Spokane Valley City Councilman Bill Gothmann announced yesterday that he won't seek re-election when his term expires at the end of the year. He filed paperwork with the Public Disclosure Commission last month to launch his re-election campaign, but said after a vacation with his wife he decided he would rather retire to spend more time with her and his family. "At the end of my life I want to turn around and say I spent a lot of time with my family," he said.
Gothmann had only collected a few campaign contributions since announcing his candidacy. "We will be returning 100 percent of that," he said. "Any money I did spend has come out of my own pocket."
As of right now no one has filed paperwork to run for Gothmann's seat, though Chuck Hafner filed to run for city council last month without specifying which seat he was running for.
Downtown businessman Steve Salvatori filed paperwork this month to launch a bid for Spokane City Council.
Salvatori, a Republican who run unsuccessfully for the Spokane County Commission last year, hopes to win the seat representing Northwest Spokane that will be vacated by Councilman Steve Corker. Corker announced late last year that he will run for City Council president.
Salvatori has been meeting with various city leaders in the last few months to explore bids for City Council, City Council president or mayor.
His paperwork announcing his run was filed with the state Public Disclosure Commission on Jan. 4.
Salvatori's campaign last year gained attention through numerous campaign signs with his picture that were pasted throughout downtown. Salvatori owns the Spokane Entrepreneurial Center and won signficant support from Spokane's business community in his run for county commission.
Spokane City Councilman Steve Corker announced Monday that he will run for Spokane City Council president next year.
Corker, 69, is a former advertising and marketing executive who was first elected to the council in 1999. Rather than run for re-election, Corker ran unsuccessfully for mayor in 2003. He also lost a City Council election in 2005. He returned to the council after winning a seat in 2007.
The only other candidate so far in the race is City Councilman Steve Eugster, who announced his intention to run for the position last year.

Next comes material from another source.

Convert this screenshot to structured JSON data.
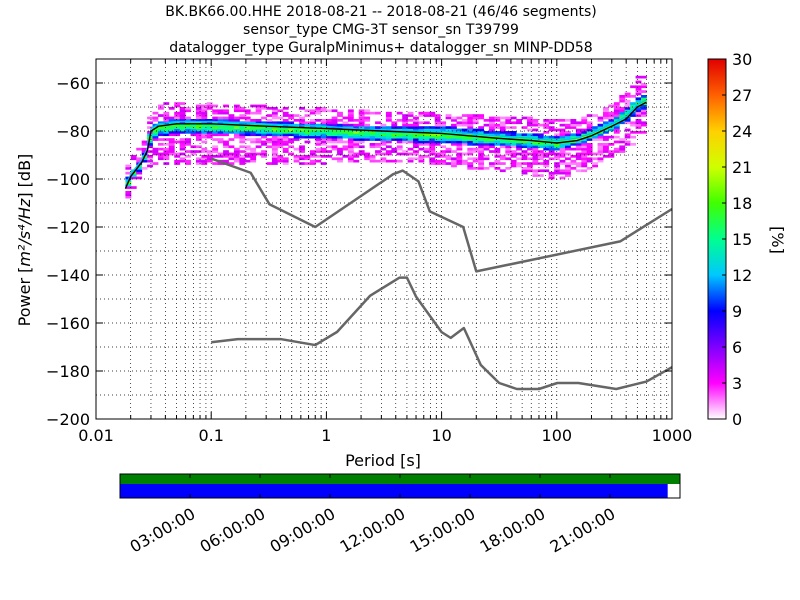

City Council President Joe Shogan is term limited from running again.
Mary Verner is seven months away from achieving what some might consider a sad milestone: Only three years into her term, she will become Spokane’s longest serving mayor since voters approved the strong mayor system.

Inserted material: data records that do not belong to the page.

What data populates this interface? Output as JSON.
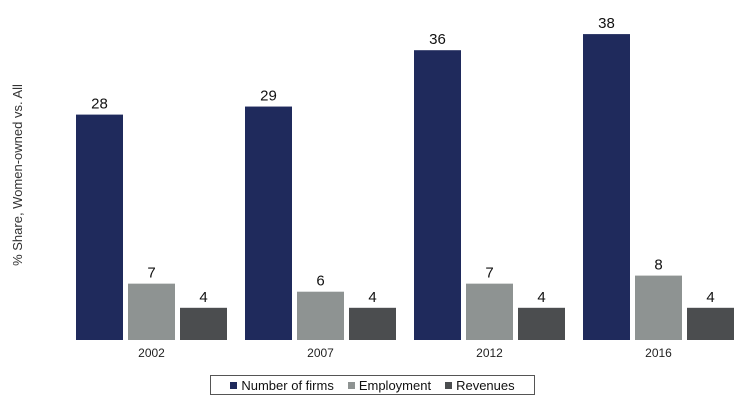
{
  "chart_data": {
    "type": "bar",
    "title": "",
    "ylabel": "% Share, Women-owned vs. All",
    "xlabel": "",
    "categories": [
      "2002",
      "2007",
      "2012",
      "2016"
    ],
    "series": [
      {
        "name": "Number of firms",
        "values": [
          28,
          29,
          36,
          38
        ],
        "color": "#1f2a5c"
      },
      {
        "name": "Employment",
        "values": [
          7,
          6,
          7,
          8
        ],
        "color": "#8e9392"
      },
      {
        "name": "Revenues",
        "values": [
          4,
          4,
          4,
          4
        ],
        "color": "#4b4d4f"
      }
    ],
    "ylim": [
      0,
      40
    ],
    "grid": false,
    "legend_position": "bottom"
  }
}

On Thursday, Verner officially began her quest to dislodge another Spokane mayoral curse. She hopes to become the city’s first reelected mayor since David Rodgers won a second term in 1973.

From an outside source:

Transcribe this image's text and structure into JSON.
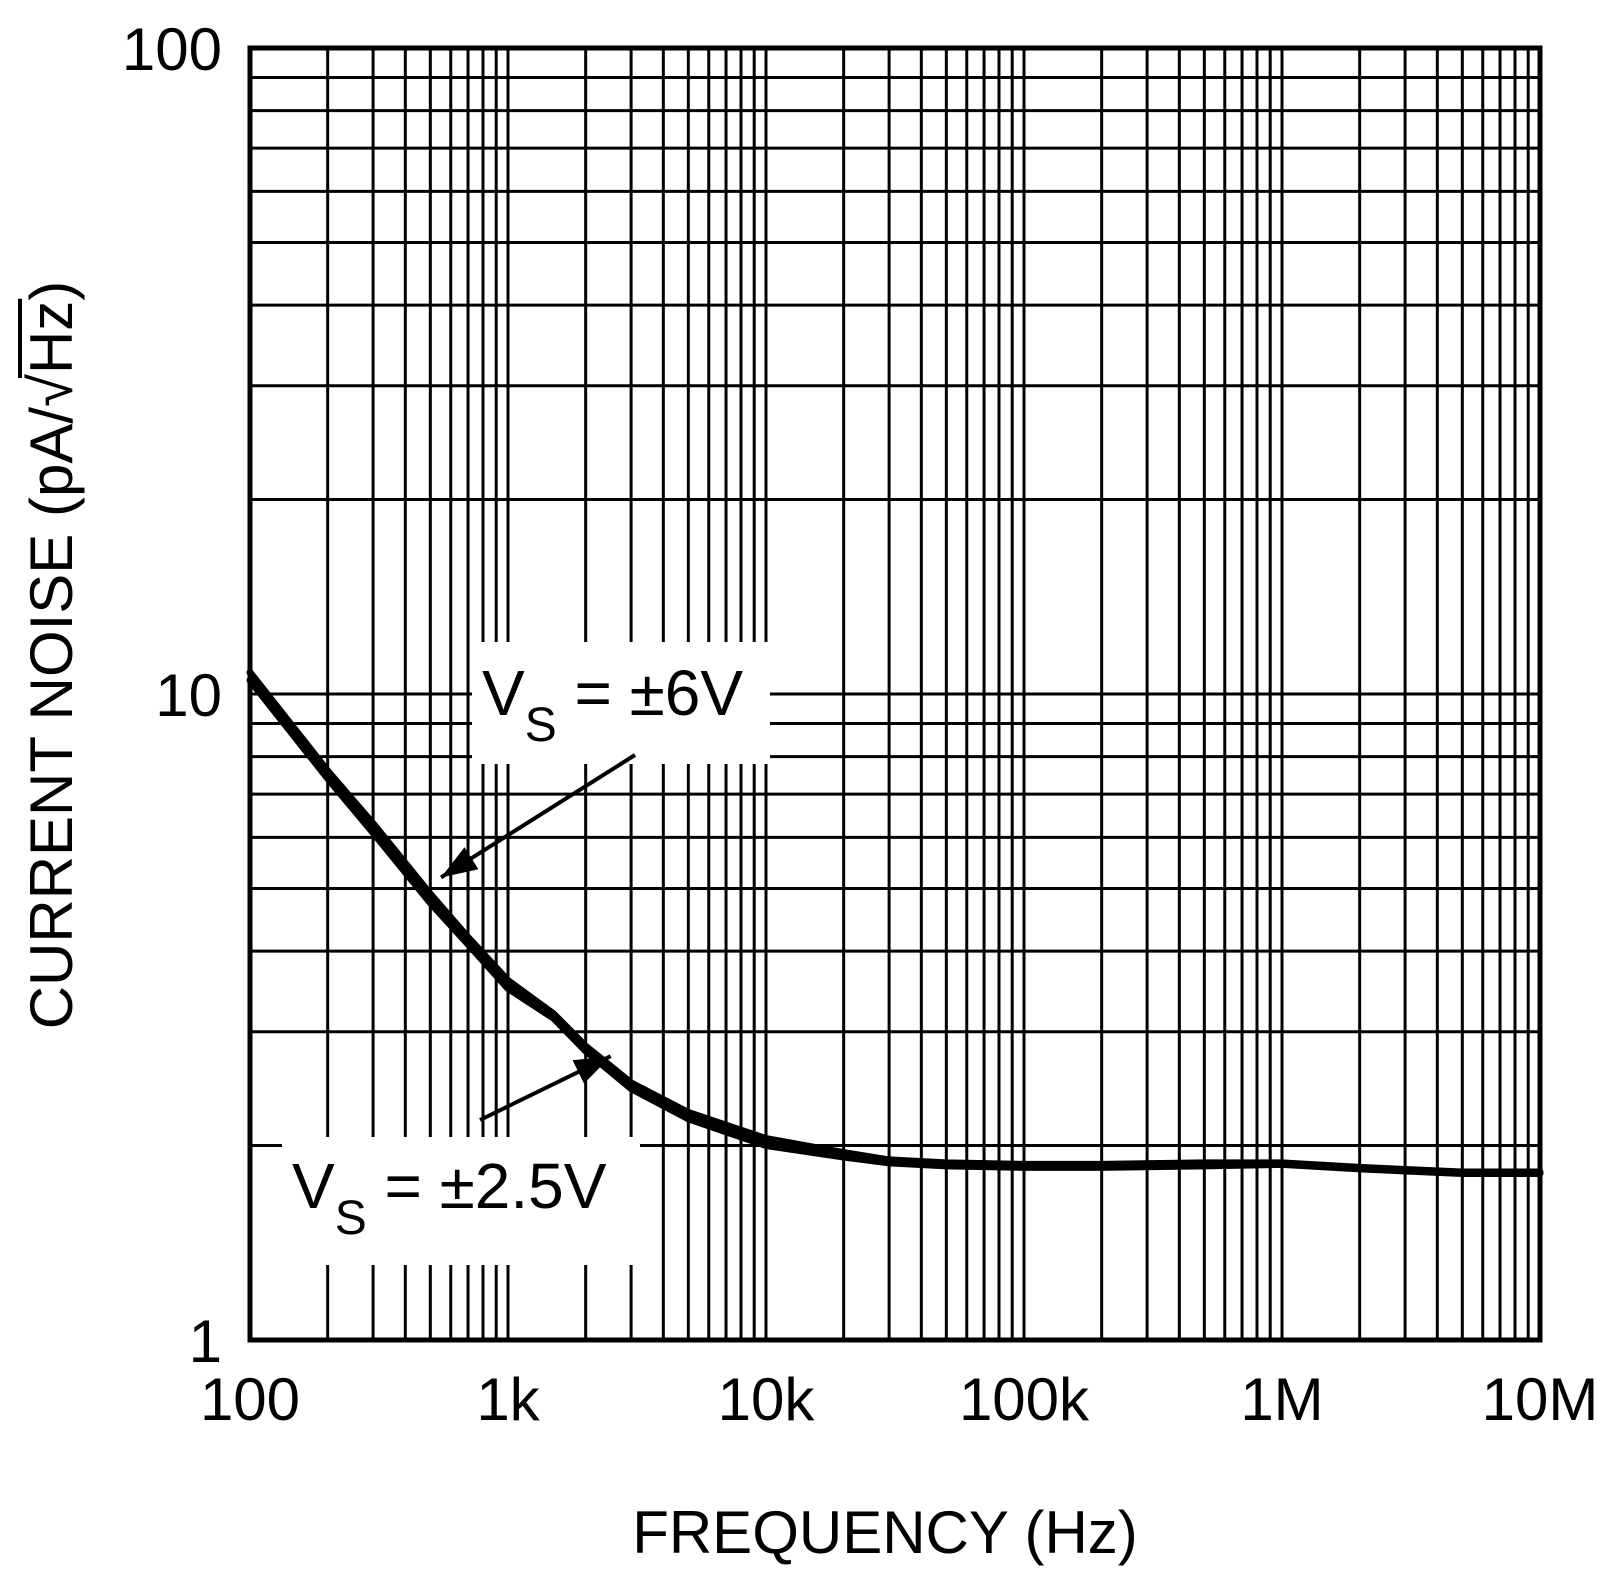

Illness, scandal, a lack of union support, River Park Square and neighborhood turmoil have worked against any mayor serving more than four years since Rodgers left office. And since Spokane mayors became strong mayors a decade ago, no mayor has even served a full four-year term.
Verner held a $40-a-plate breakfast Thursday to kick off her 2011 reelection bid.
While her “kick-off” event is Friday, her first reelection fund-raising event was in October — more than two years from Election Day.
She’s raised $8,000 so far, some from the same Democratic, union and neighborhood sources she won backing from in 2007. The Spokane Firefighters’ Union gave $450. Water attorney Rachael Pascal-Osborn gave $100. Neighborhood leader Mel Silva gave $50.
But she also has the support of Avista, which backed her opponent, Dennis Hession, in the 2007 race. Avista, which often contributes to incumbents, gave her campaign $500. And she even got $100 from Republican county commission candidate Steve Salvatori. (There’s no donation as of yet reported from Democratic County Commissioner Bonnie Mager, who gave $100 to Verner’s 2007 bid.)
Other contributors include city hall administrators Sheila Collins and Karen Stratton, as well as Scott Staab, husband of Tracy Staab, who was appointed by Verner to the city’s Municipal Court bench, and Kim Danek, wife of Ted Danek, who serves as Verner’s city administrator.
She also has support from one of her one-term predecessors: Sheri Barnard gave $20.